Ex vivo binding analysis for identified hits. The fluorescently tagged peptides were incubated with magnetically clamped pieces of mucin-containing tissue, and the fluorescence of the bound nanoparticles was semiquantitatively analyzed using in vivo imaging and spectroscopy (a). Representative IVIS images for measurement of the ex vivo binding of MUC2-selective peptides to the small intestine (b) and stomach (c) and MUC5AC-selective peptides to the small intestine (d) and stomach (e) are shown here. “Score” results indicating the average ex vivo binding magnitude are shown for the MUC2-binding (f) and MUC5AC-binding (g) hits to the tissue of interest (small intestine for MUC2-selective peptides and stomach for MUC5AC-selective peptides); the score is calculated by normalizing the individual fluorescence values against those of the negative and positive controls for each plate.
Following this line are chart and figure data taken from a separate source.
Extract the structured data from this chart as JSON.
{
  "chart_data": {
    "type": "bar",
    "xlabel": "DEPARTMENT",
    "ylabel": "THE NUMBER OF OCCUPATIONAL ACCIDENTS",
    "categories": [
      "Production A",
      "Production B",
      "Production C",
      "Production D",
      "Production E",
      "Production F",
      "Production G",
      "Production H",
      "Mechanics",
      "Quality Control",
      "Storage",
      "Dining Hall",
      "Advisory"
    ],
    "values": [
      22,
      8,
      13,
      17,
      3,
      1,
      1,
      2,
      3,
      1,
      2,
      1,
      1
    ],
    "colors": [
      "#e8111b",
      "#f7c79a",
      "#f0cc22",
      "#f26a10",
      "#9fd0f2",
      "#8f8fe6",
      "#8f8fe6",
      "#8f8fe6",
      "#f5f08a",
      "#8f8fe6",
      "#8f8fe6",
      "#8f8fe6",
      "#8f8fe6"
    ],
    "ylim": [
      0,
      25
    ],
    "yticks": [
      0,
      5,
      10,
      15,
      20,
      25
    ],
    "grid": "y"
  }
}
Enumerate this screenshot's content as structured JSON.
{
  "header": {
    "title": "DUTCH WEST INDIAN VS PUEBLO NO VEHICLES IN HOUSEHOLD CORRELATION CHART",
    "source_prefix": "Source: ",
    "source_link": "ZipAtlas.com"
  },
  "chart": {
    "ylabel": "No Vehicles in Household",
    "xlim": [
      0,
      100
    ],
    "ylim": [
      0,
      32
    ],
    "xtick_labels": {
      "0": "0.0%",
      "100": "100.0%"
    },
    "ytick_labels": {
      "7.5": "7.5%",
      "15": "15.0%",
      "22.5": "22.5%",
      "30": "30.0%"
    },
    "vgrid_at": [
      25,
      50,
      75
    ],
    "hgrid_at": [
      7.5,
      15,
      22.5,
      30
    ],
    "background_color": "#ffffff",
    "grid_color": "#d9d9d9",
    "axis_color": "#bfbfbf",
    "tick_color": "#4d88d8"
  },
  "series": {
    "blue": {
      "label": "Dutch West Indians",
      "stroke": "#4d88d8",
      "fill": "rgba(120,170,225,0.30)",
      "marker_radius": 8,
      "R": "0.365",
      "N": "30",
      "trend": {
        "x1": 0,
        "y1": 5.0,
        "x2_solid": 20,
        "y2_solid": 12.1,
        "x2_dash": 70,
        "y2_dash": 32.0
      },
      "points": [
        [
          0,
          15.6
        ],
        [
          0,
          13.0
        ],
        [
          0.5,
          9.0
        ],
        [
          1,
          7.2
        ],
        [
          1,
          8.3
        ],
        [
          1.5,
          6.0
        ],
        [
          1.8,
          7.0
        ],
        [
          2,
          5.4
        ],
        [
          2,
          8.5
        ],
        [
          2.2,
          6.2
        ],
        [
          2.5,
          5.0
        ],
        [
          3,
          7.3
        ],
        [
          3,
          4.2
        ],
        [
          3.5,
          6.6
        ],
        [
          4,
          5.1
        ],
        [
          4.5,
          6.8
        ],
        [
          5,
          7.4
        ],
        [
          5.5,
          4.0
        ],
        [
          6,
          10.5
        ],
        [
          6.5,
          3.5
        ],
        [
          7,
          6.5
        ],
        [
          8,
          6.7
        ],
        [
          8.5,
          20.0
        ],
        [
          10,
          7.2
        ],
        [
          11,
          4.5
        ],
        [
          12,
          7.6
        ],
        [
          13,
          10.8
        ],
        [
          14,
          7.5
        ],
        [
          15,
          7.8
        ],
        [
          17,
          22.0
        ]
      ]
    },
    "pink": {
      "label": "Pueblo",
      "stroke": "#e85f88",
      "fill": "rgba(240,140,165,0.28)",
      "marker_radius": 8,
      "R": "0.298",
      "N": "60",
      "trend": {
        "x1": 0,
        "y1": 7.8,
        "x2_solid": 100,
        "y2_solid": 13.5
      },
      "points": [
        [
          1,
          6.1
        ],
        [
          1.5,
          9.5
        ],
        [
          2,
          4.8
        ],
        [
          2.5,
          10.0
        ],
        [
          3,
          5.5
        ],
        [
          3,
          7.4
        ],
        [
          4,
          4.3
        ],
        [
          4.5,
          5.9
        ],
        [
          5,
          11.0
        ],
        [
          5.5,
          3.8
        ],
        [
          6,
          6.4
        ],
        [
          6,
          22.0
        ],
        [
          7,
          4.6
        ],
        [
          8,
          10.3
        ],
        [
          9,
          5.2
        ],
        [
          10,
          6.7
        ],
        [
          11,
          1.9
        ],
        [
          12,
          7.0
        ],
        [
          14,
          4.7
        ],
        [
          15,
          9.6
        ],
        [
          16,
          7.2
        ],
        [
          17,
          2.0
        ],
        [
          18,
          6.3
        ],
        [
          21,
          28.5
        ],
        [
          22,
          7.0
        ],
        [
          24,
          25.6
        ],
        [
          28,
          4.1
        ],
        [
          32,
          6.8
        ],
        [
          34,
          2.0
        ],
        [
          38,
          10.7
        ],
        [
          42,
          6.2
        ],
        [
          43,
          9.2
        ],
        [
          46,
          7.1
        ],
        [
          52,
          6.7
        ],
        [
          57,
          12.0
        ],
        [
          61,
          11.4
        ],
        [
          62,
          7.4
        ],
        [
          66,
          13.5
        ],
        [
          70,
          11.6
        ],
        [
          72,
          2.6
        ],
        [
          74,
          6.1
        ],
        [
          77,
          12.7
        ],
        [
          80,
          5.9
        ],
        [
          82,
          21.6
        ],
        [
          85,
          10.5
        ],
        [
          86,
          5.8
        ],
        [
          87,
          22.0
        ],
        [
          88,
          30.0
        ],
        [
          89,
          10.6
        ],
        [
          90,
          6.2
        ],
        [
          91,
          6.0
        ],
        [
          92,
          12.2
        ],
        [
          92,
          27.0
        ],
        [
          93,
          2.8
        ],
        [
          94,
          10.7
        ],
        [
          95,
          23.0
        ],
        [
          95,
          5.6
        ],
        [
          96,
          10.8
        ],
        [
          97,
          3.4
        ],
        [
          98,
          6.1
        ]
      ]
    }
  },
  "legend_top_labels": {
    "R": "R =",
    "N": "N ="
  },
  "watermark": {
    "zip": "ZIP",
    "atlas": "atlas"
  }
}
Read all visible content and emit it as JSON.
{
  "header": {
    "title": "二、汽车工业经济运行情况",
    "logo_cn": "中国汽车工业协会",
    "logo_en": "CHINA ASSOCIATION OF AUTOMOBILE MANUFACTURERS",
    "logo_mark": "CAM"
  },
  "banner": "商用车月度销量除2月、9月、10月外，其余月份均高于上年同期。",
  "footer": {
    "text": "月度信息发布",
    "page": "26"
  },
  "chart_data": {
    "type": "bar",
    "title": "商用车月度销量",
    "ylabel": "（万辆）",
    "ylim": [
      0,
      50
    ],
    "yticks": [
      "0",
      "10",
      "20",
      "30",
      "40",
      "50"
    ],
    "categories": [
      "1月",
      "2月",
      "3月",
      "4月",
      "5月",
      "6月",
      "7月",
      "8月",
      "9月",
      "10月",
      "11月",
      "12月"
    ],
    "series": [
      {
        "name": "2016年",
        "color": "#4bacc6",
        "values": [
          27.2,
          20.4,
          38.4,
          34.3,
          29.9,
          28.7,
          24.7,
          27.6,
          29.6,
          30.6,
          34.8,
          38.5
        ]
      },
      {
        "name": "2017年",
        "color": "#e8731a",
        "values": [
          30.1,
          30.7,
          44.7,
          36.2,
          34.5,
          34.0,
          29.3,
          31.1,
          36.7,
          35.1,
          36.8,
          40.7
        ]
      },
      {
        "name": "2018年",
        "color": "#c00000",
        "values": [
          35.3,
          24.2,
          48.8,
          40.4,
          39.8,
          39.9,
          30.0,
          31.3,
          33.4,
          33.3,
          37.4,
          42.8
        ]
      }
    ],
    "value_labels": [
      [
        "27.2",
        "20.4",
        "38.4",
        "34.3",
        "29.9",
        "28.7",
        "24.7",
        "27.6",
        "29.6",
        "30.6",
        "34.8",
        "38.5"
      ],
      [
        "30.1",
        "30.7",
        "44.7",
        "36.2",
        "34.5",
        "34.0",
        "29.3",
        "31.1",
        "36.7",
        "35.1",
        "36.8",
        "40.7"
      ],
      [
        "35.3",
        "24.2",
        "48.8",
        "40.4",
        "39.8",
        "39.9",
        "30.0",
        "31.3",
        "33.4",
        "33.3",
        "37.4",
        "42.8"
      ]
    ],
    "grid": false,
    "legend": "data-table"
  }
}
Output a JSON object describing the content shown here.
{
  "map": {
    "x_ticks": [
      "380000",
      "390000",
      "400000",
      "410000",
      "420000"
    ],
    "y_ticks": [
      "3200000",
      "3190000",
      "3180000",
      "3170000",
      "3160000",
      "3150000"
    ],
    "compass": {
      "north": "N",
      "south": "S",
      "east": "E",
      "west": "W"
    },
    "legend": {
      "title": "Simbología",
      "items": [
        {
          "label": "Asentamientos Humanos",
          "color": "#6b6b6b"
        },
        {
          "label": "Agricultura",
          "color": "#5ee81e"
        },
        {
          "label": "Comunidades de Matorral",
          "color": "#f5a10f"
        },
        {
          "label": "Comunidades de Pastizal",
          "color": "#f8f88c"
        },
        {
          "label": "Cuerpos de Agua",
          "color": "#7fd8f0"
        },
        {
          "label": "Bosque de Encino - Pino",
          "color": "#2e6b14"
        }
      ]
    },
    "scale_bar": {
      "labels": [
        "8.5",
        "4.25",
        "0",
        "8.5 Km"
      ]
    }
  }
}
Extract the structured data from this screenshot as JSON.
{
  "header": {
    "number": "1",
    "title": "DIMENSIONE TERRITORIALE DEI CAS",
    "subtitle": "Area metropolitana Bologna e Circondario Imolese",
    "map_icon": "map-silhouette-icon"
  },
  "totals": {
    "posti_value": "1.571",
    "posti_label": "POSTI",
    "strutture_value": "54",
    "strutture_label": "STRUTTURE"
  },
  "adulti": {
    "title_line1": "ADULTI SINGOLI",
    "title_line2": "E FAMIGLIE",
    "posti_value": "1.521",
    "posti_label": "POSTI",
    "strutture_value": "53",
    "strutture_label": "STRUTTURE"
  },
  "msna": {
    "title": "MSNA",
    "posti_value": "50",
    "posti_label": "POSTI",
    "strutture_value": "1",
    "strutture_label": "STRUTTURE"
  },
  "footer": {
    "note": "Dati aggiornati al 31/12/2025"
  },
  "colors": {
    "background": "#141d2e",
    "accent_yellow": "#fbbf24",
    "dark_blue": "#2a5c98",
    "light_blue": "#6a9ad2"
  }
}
Overall selectivity to the mucin of interest is shown for the MUC2-binding (h) and MUC5AC-binding (i) hits. The top hits are shown for each mucin with black boxes based on their binding strength and selectivity.

Figure 4

In vivo analysis of top predicted peptide hits. Representative IVIS images are shown for M2.3, along with the free AF647 and WGA-AF647 controls and blank PBS (a). The fluorescence intensity in each organ (esophagus, stomach, and small intestine) is shown for M2.3 and the controls (b); the results shown subtracted the tissue background and the fluorescence values from the blank group rats. Similar IVIS images (c) and tissue fluorescence results (d) are also shown for M5.2, free AF647, and WGA-AF647. Finally, the overall selectivity is shown for M2.3 in (e) and M5.2 in (f), each compared to the controls. Upper values in fluorescence scale bars in (a) and (c) are defined as follows: (a) 3 × 10⁹, (c) 1.2 × 10⁹. Statistical significance is designated by *p < 0.05, ***p < 0.005, ****p < 0.001 (two-tailed Student’s t-test for single comparisons, one-way ANOVA and post-hoc Bonferroni for multiple comparisons). n = 6 for in vivo experiments.